Pour faire valoir ses droits, [Q] [J] a été contraint de s’adresser à la justice, et il serait inéquitable de laisser entièrement à sa charge les frais irrépétibles exposés à l’occasion de la présente instance. Il convient donc de condamner la SARL SCAD qui succombe à lui payer la somme de 900 euros sur le fondement de l’article 700 du Code de Procédure Civile.

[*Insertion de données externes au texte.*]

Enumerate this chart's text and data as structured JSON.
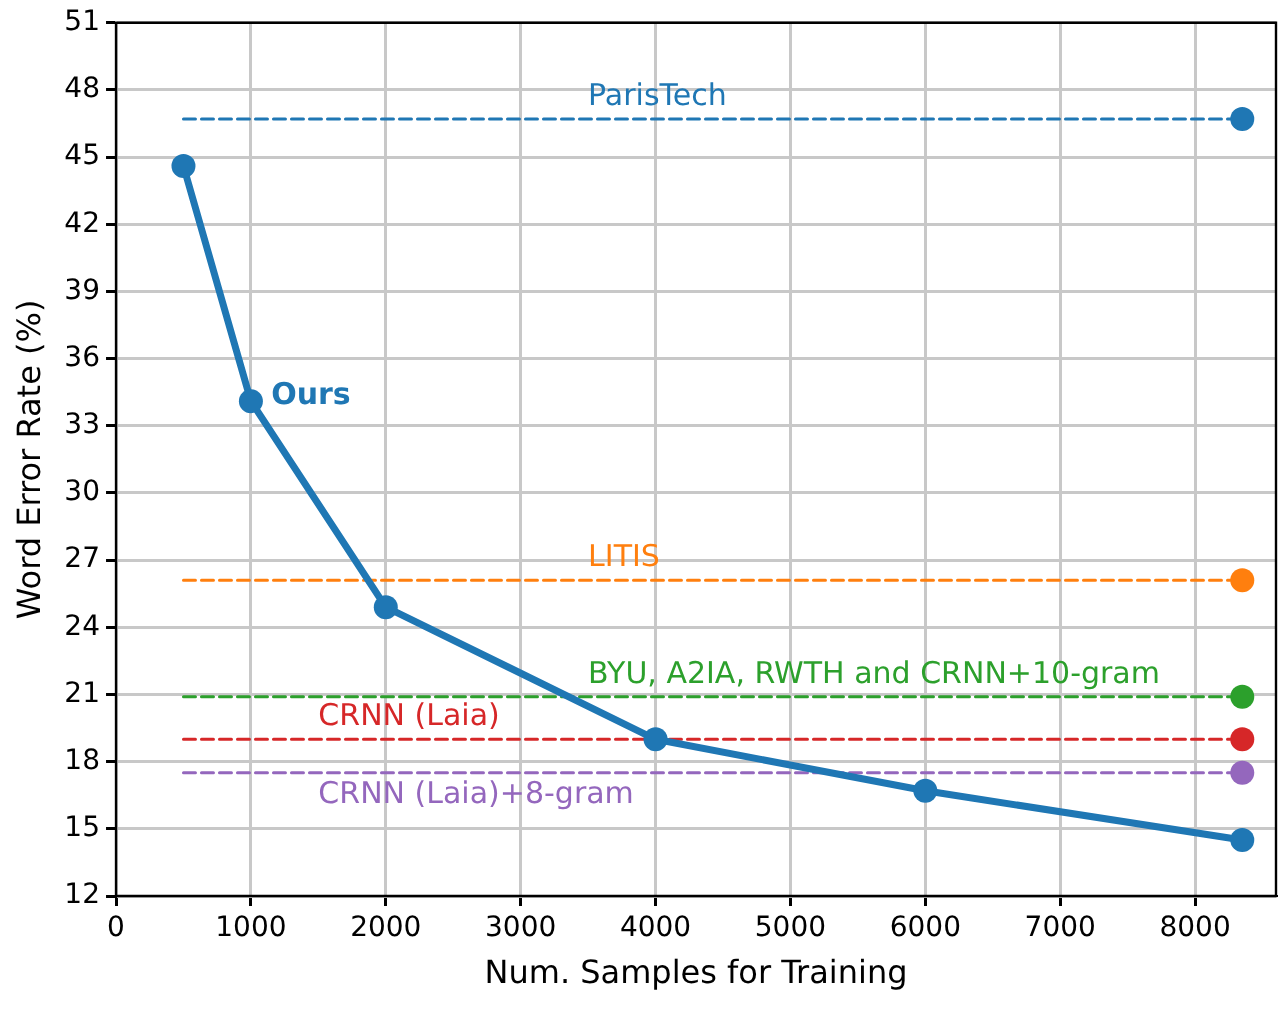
{
  "chart_data": {
    "type": "line",
    "xlabel": "Num. Samples for Training",
    "ylabel": "Word Error Rate (%)",
    "xlim": [
      0,
      8600
    ],
    "xticks": [
      0,
      1000,
      2000,
      3000,
      4000,
      5000,
      6000,
      7000,
      8000
    ],
    "ylim": [
      12,
      51
    ],
    "yticks": [
      12,
      15,
      18,
      21,
      24,
      27,
      30,
      33,
      36,
      39,
      42,
      45,
      48,
      51
    ],
    "grid": true,
    "legend": false,
    "series": [
      {
        "color": "#1f77b4",
        "marker": "circle",
        "line_style": "solid",
        "x": [
          500,
          1000,
          2000,
          4000,
          6000,
          8350
        ],
        "values": [
          44.6,
          34.1,
          24.9,
          19.0,
          16.7,
          14.5
        ]
      },
      {
        "type": "line",
        "color": "#1f77b4",
        "marker": "none",
        "line_style": "dashed",
        "x": [
          500,
          8350
        ],
        "values": [
          46.7,
          46.7
        ]
      },
      {
        "type": "line",
        "color": "#ff7f0e",
        "marker": "none",
        "line_style": "dashed",
        "x": [
          500,
          8350
        ],
        "values": [
          26.1,
          26.1
        ]
      },
      {
        "type": "line",
        "color": "#2ca02c",
        "marker": "none",
        "line_style": "dashed",
        "x": [
          500,
          8350
        ],
        "values": [
          20.9,
          20.9
        ]
      },
      {
        "type": "line",
        "color": "#d62728",
        "marker": "none",
        "line_style": "dashed",
        "x": [
          500,
          8350
        ],
        "values": [
          19.0,
          19.0
        ]
      },
      {
        "type": "line",
        "color": "#9467bd",
        "marker": "none",
        "line_style": "dashed",
        "x": [
          500,
          8350
        ],
        "values": [
          17.5,
          17.5
        ]
      },
      {
        "type": "scatter",
        "marker": "circle",
        "colors": [
          "#1f77b4",
          "#ff7f0e",
          "#2ca02c",
          "#d62728",
          "#9467bd"
        ],
        "x": [
          8350,
          8350,
          8350,
          8350,
          8350
        ],
        "values": [
          46.7,
          26.1,
          20.9,
          19.0,
          17.5
        ]
      }
    ],
    "annotations": [
      {
        "text": "Ours",
        "x": 1150,
        "y": 34.3
      },
      {
        "text": "ParisTech",
        "x": 3500,
        "y": 46.7
      },
      {
        "text": "LITIS",
        "x": 3500,
        "y": 26.1
      },
      {
        "text": "BYU, A2IA, RWTH and CRNN+10-gram",
        "x": 3500,
        "y": 20.9
      },
      {
        "text": "CRNN (Laia)",
        "x": 1500,
        "y": 19.0
      },
      {
        "text": "CRNN (Laia)+8-gram",
        "x": 1500,
        "y": 17.5
      }
    ]
  }
}
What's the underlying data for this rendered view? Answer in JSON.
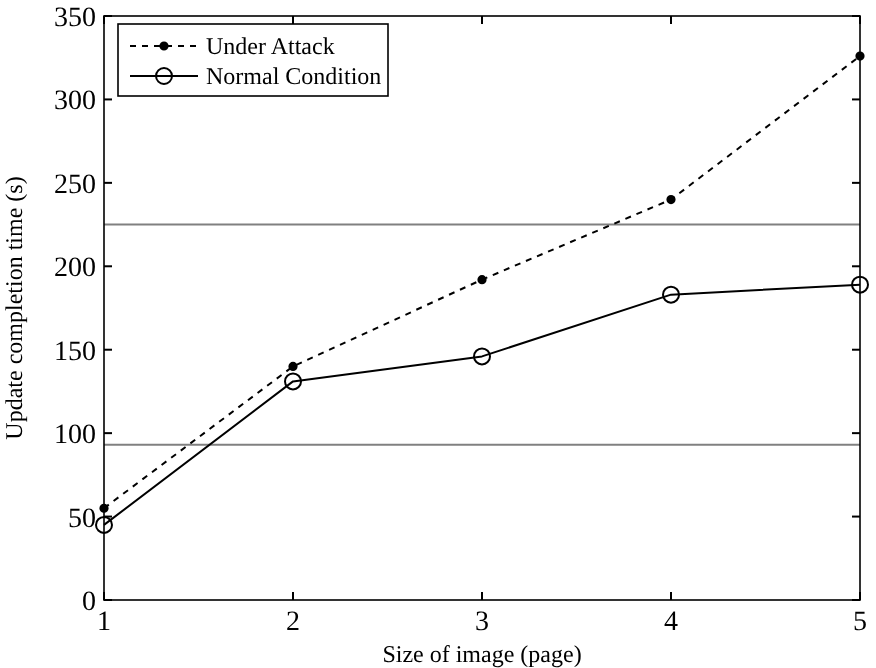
{
  "chart_data": {
    "type": "line",
    "xlabel": "Size of image (page)",
    "ylabel": "Update completion time (s)",
    "x": [
      1,
      2,
      3,
      4,
      5
    ],
    "series": [
      {
        "name": "Under Attack",
        "color": "#000000",
        "values": [
          55,
          140,
          192,
          240,
          326
        ],
        "marker": "circle",
        "line_style": "dashed"
      },
      {
        "name": "Normal Condition",
        "color": "#000000",
        "values": [
          45,
          131,
          146,
          183,
          189
        ],
        "marker": "circle",
        "line_style": "solid"
      }
    ],
    "xlim": [
      1,
      5
    ],
    "xticks": [
      1,
      2,
      3,
      4,
      5
    ],
    "ylim": [
      0,
      350
    ],
    "yticks": [
      0,
      50,
      100,
      150,
      200,
      250,
      300,
      350
    ],
    "ref_lines": [
      {
        "axis": "y",
        "value": 93,
        "color": "#808080"
      },
      {
        "axis": "y",
        "value": 225,
        "color": "#808080"
      }
    ],
    "grid": false,
    "legend": "top left"
  }
}
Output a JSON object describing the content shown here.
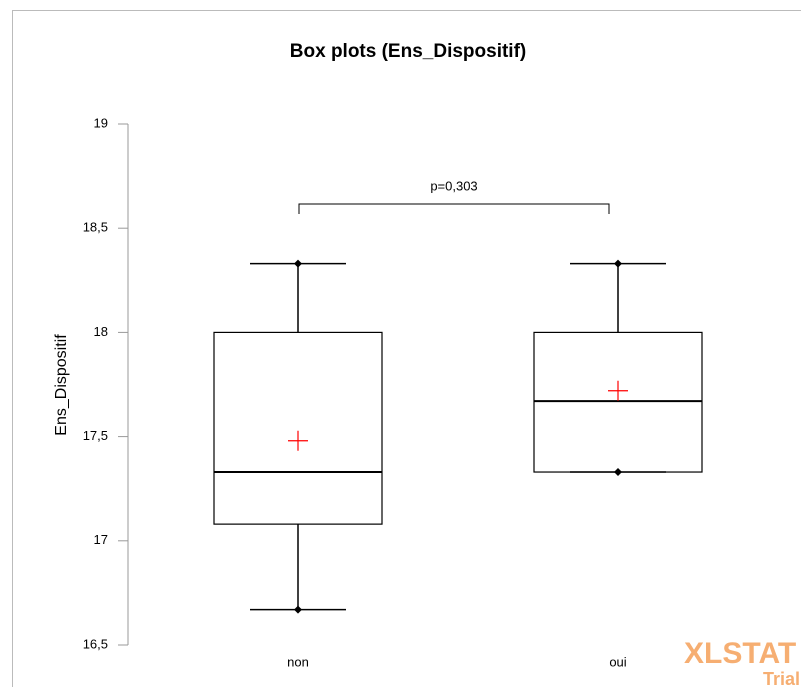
{
  "chart_data": {
    "type": "box",
    "title": "Box plots (Ens_Dispositif)",
    "y_label": "Ens_Dispositif",
    "categories": [
      "non",
      "oui"
    ],
    "min": [
      16.67,
      17.33
    ],
    "q1": [
      17.08,
      17.33
    ],
    "median": [
      17.33,
      17.67
    ],
    "q3": [
      18,
      18
    ],
    "max": [
      18.33,
      18.33
    ],
    "mean": [
      17.48,
      17.72
    ],
    "box_color": "#000000",
    "mean_color": "#ff0000",
    "ylim": [
      16.5,
      19
    ],
    "yticks": [
      {
        "value": 16.5,
        "label": "16,5"
      },
      17,
      {
        "value": 17.5,
        "label": "17,5"
      },
      18,
      {
        "value": 18.5,
        "label": "18,5"
      },
      19
    ],
    "annotation": "p=0,303",
    "watermark": [
      "XLSTAT",
      "Trial"
    ]
  }
}
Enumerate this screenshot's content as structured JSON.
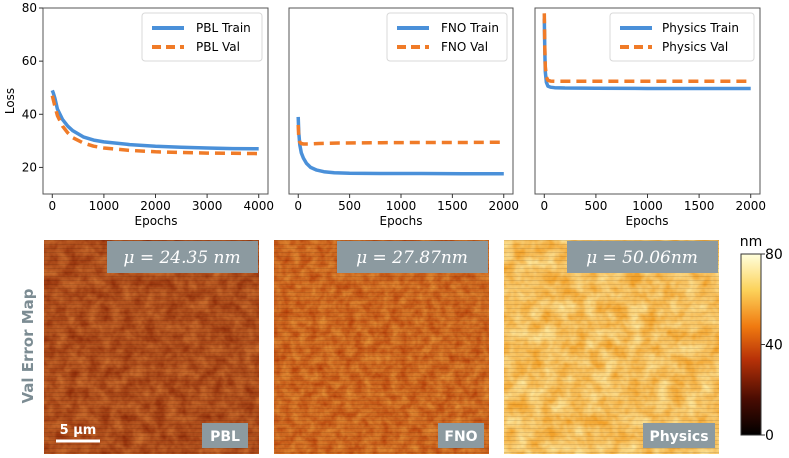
{
  "chart_data": [
    {
      "type": "line",
      "panel": "PBL",
      "xlabel": "Epochs",
      "ylabel": "Loss",
      "xlim": [
        0,
        4000
      ],
      "ylim": [
        10,
        80
      ],
      "xticks": [
        0,
        1000,
        2000,
        3000,
        4000
      ],
      "yticks": [
        20,
        40,
        60,
        80
      ],
      "legend_position": "top-right",
      "series": [
        {
          "name": "PBL Train",
          "style": "solid",
          "color": "#4a90d9",
          "x": [
            0,
            20,
            50,
            100,
            200,
            300,
            400,
            600,
            800,
            1000,
            1500,
            2000,
            2500,
            3000,
            3500,
            4000
          ],
          "y": [
            49,
            48,
            46,
            42,
            38,
            35.5,
            33.8,
            31.5,
            30.3,
            29.6,
            28.6,
            28.0,
            27.6,
            27.3,
            27.1,
            27.0
          ]
        },
        {
          "name": "PBL Val",
          "style": "dashed",
          "color": "#f07b28",
          "x": [
            0,
            20,
            50,
            100,
            200,
            300,
            400,
            600,
            800,
            1000,
            1500,
            2000,
            2500,
            3000,
            3500,
            4000
          ],
          "y": [
            47,
            45.5,
            43,
            39.5,
            35.5,
            33,
            31.2,
            29.2,
            28.0,
            27.3,
            26.4,
            25.9,
            25.6,
            25.4,
            25.3,
            25.2
          ]
        }
      ]
    },
    {
      "type": "line",
      "panel": "FNO",
      "xlabel": "Epochs",
      "ylabel": "",
      "xlim": [
        0,
        2000
      ],
      "ylim": [
        10,
        80
      ],
      "xticks": [
        0,
        500,
        1000,
        1500,
        2000
      ],
      "yticks": [],
      "legend_position": "top-right",
      "series": [
        {
          "name": "FNO Train",
          "style": "solid",
          "color": "#4a90d9",
          "x": [
            0,
            5,
            15,
            30,
            50,
            80,
            120,
            180,
            250,
            350,
            500,
            800,
            1200,
            1600,
            2000
          ],
          "y": [
            39,
            33,
            28.5,
            25.5,
            23.5,
            21.5,
            20.0,
            19.0,
            18.4,
            18.0,
            17.8,
            17.7,
            17.7,
            17.6,
            17.6
          ]
        },
        {
          "name": "FNO Val",
          "style": "dashed",
          "color": "#f07b28",
          "x": [
            0,
            5,
            15,
            30,
            50,
            100,
            200,
            400,
            800,
            1200,
            1600,
            2000
          ],
          "y": [
            36,
            31,
            29.5,
            29,
            28.8,
            28.8,
            29.0,
            29.2,
            29.3,
            29.4,
            29.4,
            29.5
          ]
        }
      ]
    },
    {
      "type": "line",
      "panel": "Physics",
      "xlabel": "Epochs",
      "ylabel": "",
      "xlim": [
        0,
        2000
      ],
      "ylim": [
        10,
        80
      ],
      "xticks": [
        0,
        500,
        1000,
        1500,
        2000
      ],
      "yticks": [],
      "legend_position": "top-right",
      "series": [
        {
          "name": "Physics Train",
          "style": "solid",
          "color": "#4a90d9",
          "x": [
            0,
            5,
            10,
            20,
            35,
            60,
            100,
            200,
            500,
            1000,
            1500,
            2000
          ],
          "y": [
            76,
            64,
            56,
            52,
            50.6,
            50.2,
            50.0,
            49.9,
            49.8,
            49.7,
            49.7,
            49.7
          ]
        },
        {
          "name": "Physics Val",
          "style": "dashed",
          "color": "#f07b28",
          "x": [
            0,
            5,
            10,
            20,
            35,
            60,
            100,
            200,
            500,
            1000,
            1500,
            2000
          ],
          "y": [
            78,
            65,
            58,
            54,
            52.8,
            52.5,
            52.4,
            52.4,
            52.4,
            52.4,
            52.4,
            52.4
          ]
        }
      ]
    }
  ],
  "error_maps": {
    "row_label": "Val Error Map",
    "scale_bar_label": "5 μm",
    "maps": [
      {
        "label": "PBL",
        "mean_label": "μ = 24.35 nm",
        "mean": 24.35,
        "unit": "nm"
      },
      {
        "label": "FNO",
        "mean_label": "μ = 27.87nm",
        "mean": 27.87,
        "unit": "nm"
      },
      {
        "label": "Physics",
        "mean_label": "μ = 50.06nm",
        "mean": 50.06,
        "unit": "nm"
      }
    ]
  },
  "colorbar": {
    "unit": "nm",
    "min": 0,
    "max": 80,
    "ticks": [
      {
        "value": 0,
        "label": "0"
      },
      {
        "value": 40,
        "label": "40"
      },
      {
        "value": 80,
        "label": "80"
      }
    ]
  },
  "colors": {
    "train": "#4a90d9",
    "val": "#f07b28",
    "panel_label_bg": "#8c9aa0"
  }
}
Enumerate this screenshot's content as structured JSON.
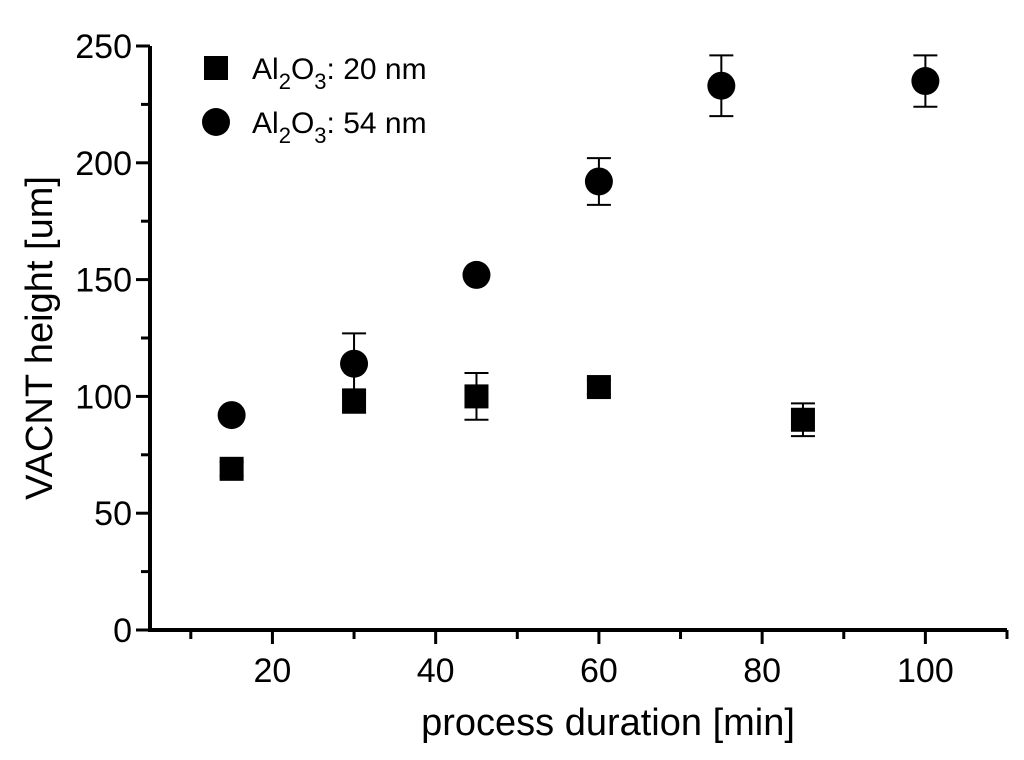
{
  "chart_data": {
    "type": "scatter",
    "title": "",
    "xlabel": "process duration [min]",
    "ylabel": "VACNT height [um]",
    "xlim": [
      5,
      110
    ],
    "ylim": [
      0,
      250
    ],
    "x_ticks": [
      20,
      40,
      60,
      80,
      100
    ],
    "y_ticks": [
      0,
      50,
      100,
      150,
      200,
      250
    ],
    "grid": false,
    "legend_position": "top-left",
    "series": [
      {
        "name": "Al2O3: 20 nm",
        "legend_parts": {
          "main": "Al",
          "sub1": "2",
          "mid": "O",
          "sub2": "3",
          "rest": ": 20 nm"
        },
        "marker": "square",
        "points": [
          {
            "x": 15,
            "y": 69,
            "err": 3
          },
          {
            "x": 30,
            "y": 98,
            "err": 5
          },
          {
            "x": 45,
            "y": 100,
            "err": 10
          },
          {
            "x": 60,
            "y": 104,
            "err": 3
          },
          {
            "x": 85,
            "y": 90,
            "err": 7
          }
        ]
      },
      {
        "name": "Al2O3: 54 nm",
        "legend_parts": {
          "main": "Al",
          "sub1": "2",
          "mid": "O",
          "sub2": "3",
          "rest": ": 54 nm"
        },
        "marker": "circle",
        "points": [
          {
            "x": 15,
            "y": 92,
            "err": 0
          },
          {
            "x": 30,
            "y": 114,
            "err": 13
          },
          {
            "x": 45,
            "y": 152,
            "err": 0
          },
          {
            "x": 60,
            "y": 192,
            "err": 10
          },
          {
            "x": 75,
            "y": 233,
            "err": 13
          },
          {
            "x": 100,
            "y": 235,
            "err": 11
          }
        ]
      }
    ],
    "marker_color": "#000000"
  }
}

Concernant l’exécution provisoire, et s’agissant d’une instance introduite après le 01 janvier 2020, il y a lieu de faire application de l’article 514 du code de procédure civile selon lequel les décisions de première instance sont de droit exécutoires à titre provisoire à moins que la loi ou la décision rendue n’en dispose autrement. En l’espèce, il n’existe aucune raison d’écarter l’exécution provisoire.
PAR CES MOTIFS
Le Tribunal,
Condamne la SARL SCAD payer à [Q] [J] la somme de 1.490 euros, outre les intérêts au taux légal à compter du 14 mai 2025 et avec capitalisation annuelle dans les conditions fixées par l’article 1343-2 du code civil ;
Condamne la SARL SCAD aux dépens ;
Condamne la SARL SCAD à payer à [Q] [J] la somme de 900 euros sur le fondement de l’article 700 du Code de Procédure Civile ;
Rappelle que l’exécution provisoire du présent jugement est de droit.
Ainsi jugé et prononcé le 13 mars 2026.
En application de l’article 450 du Code de Procédure Civile, les parties ont été avisées que le jugement serait prononcé par sa mise à disposition au greffe de la juridiction à la date de ce jour.
En foi de quoi ont signé Vincent ANIERE, Vice-Président et le Greffier visé ci-dessus.